What is a Prenuptial Agreement?

A Prenuptial Agreement is a contract between couples intending to get married. There are different reasons that people will enter into these contracts and different matters that the parties will address in them. Some of the common reasons for a prenuptial agreement include:

  • to protect the interests of children from a previous marriage;
  • to protect separate assets owned by the parties prior to the marriage;
  • to define the intended personal and economic relationships during the marriage;
  • to prevent costly divorce litigation in the event of a separation or divorce of the parties;
  • to define rights of inheritance in the event of a death of one of the parties.

A Prenuptial agreement often involves the waiver of personal rights in the event of a separation or divorce, or in the event of a death of one of the spouses during the marriage. It can address only one matter, or it can address many matters.

Prenuptial agreements oftentimes address issues of the parties retaining their separate property that they each owned prior to marriage, with the other party waiving any claims to that property. It will often address the rights of support, alimony pendente lite, alimony, equitable distribution, and other rights arising out of a marriage.
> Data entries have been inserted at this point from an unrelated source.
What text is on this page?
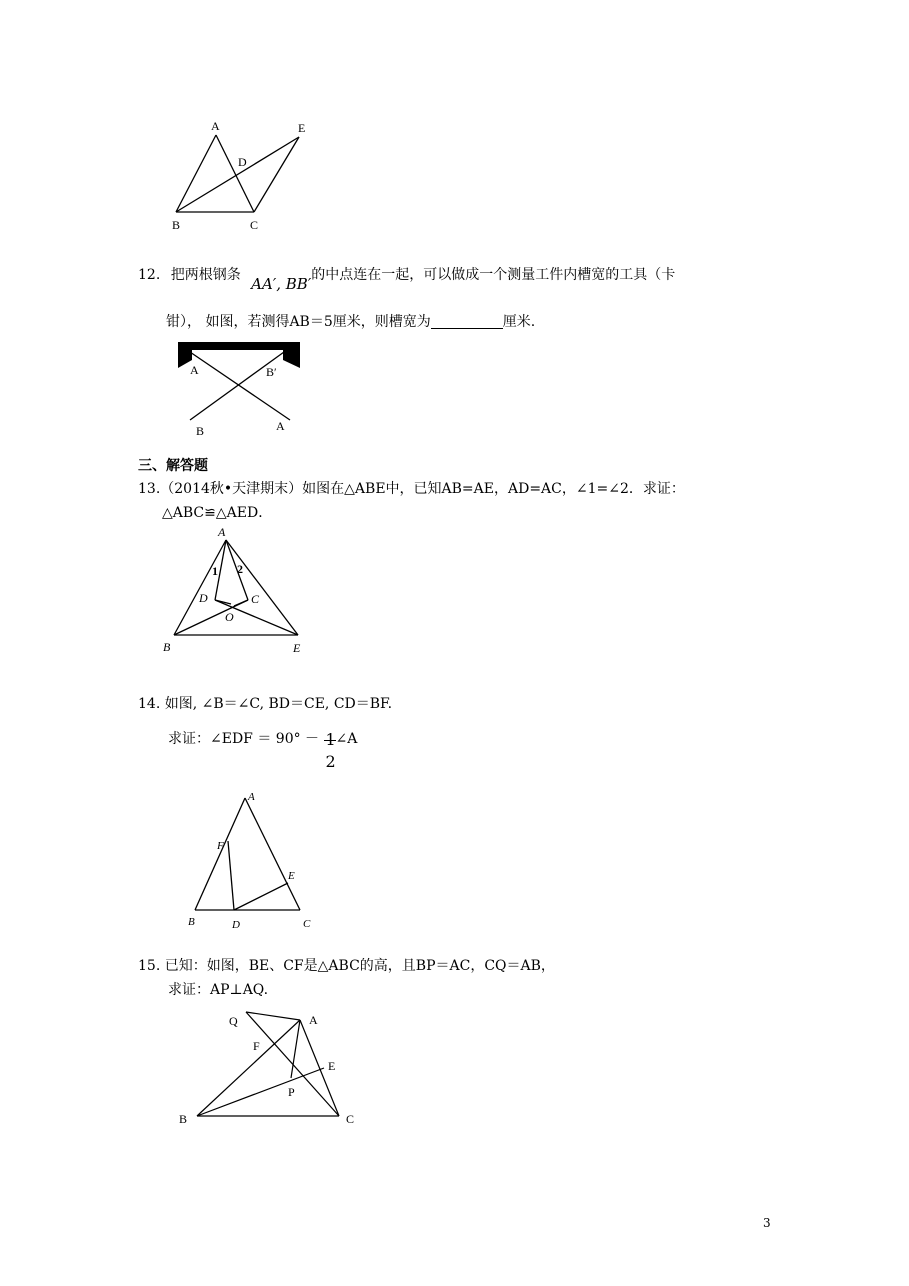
A	E
D
B	C
12. 把两根钢条 AA′, BB′的中点连在一起，可以做成一个测量工件内槽宽的工具（卡
钳）， 如图，若测得AB＝5厘米，则槽宽为	厘米.
A	B′
B	A
三、解答题
13.（2014秋•天津期末）如图在△ABE中，已知AB=AE，AD=AC，∠1=∠2．求证：
△ABC≌△AED．
A
1 2
D	C
O
B	E
14. 如图, ∠B＝∠C, BD＝CE, CD＝BF.
求证：∠EDF ＝ 90° － 1
2
∠A
A
F
E
B	D	C
15. 已知：如图，BE、CF是△ABC的高，且BP＝AC，CQ＝AB，
求证：AP⊥AQ.
Q	A
F
E
P
B	C
3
Many times, a prenuptial agreement will address the rights of the parties in the event of a death of a spouse, including what will happen to that party’s separate property.

It is recommended that you never sign a Prenuptial Agreement until you have had your own attorney thoroughly review it with you.

You need to have an understanding of your rights and what you may be giving up, and the impact that this may have on your future.

It is also recommended that if a couple intends to enter a prenuptial agreement, it should be discussed, drafted and reviewed well in advance to the wedding date, to allow for sufficient time to identify all of the intentions of the parties and to properly draft the agreement, allowing time for all to review and consider.